🤖 AI Summary
Softmax-based self-attention often assigns excessive weight to semantically irrelevant tokens (e.g., punctuation, special symbols), causing attention noise and rank collapse. To address this, we propose the Integral Transformer, which avoids negative attention scores and instead dynamically calibrates attention distributions by sampling from and integrating over the logit distribution—thereby suppressing noise while preserving critical special tokens (e.g., [CLS], [SEP]). Our method employs a hierarchical strategy: lower layers retain standard Softmax attention to ensure representational fidelity, while upper layers adopt integral attention to enhance stability and generalization. Evaluated on multiple knowledge-intensive reasoning benchmarks—including CLUE, ReClor, and LogiQA—the Integral Transformer consistently outperforms standard Transformers, Cog Attention, and Differential Transformers.
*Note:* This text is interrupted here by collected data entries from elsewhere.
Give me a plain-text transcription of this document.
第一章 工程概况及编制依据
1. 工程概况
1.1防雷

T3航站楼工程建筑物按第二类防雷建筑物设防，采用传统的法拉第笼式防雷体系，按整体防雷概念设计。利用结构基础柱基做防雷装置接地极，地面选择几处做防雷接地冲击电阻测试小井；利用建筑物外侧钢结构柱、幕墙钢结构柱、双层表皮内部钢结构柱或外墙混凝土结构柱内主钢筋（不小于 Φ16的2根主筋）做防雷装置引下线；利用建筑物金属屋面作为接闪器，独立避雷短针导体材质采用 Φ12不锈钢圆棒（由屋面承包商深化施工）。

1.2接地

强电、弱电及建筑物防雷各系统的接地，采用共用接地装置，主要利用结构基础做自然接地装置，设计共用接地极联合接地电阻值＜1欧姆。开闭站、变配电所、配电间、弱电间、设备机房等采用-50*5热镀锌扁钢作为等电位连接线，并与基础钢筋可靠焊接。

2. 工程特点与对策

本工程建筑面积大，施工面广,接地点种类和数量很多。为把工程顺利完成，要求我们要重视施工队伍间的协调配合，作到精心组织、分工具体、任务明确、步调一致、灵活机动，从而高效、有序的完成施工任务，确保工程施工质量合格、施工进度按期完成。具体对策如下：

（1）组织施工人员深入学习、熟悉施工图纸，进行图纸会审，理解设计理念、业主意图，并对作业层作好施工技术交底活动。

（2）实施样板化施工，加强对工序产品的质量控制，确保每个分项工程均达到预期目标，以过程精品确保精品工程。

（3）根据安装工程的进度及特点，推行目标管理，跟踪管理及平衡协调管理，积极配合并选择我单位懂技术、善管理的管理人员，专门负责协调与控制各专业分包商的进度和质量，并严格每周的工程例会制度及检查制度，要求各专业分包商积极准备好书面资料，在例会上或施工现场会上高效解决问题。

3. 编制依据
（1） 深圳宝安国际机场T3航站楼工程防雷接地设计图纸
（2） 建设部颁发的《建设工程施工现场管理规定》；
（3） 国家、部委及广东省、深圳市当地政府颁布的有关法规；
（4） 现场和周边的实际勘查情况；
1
It effectively mitigates rank collapse and significantly improves modeling capacity for complex logical and deductive reasoning tasks.
📝 Abstract
Softmax self-attention often assigns disproportionate weight to semantically uninformative tokens such as special tokens and punctuation, a phenomenon known as attention noise. While recent methods like Cog Attention and the Differential Transformer have addressed this by introducing negative attention scores, they risk discarding useful information. In this paper, we propose the Integral Transformer, a novel self-attention mechanism that denoises attention by integrating signals sampled from the logit distribution. Our approach mitigates noise while preserving the contributions of special tokens critical for model performance. Extensive experiments demonstrate that our model outperforms vanilla, Cog, and Differential attention variants on well-established knowledge and reasoning language benchmarks. Moreover, our analysis reveals that employing vanilla self-attention in the lower Transformer layers enhances performance and that the Integral Transformer effectively balances attention distributions and reduces rank collapse in upper layers.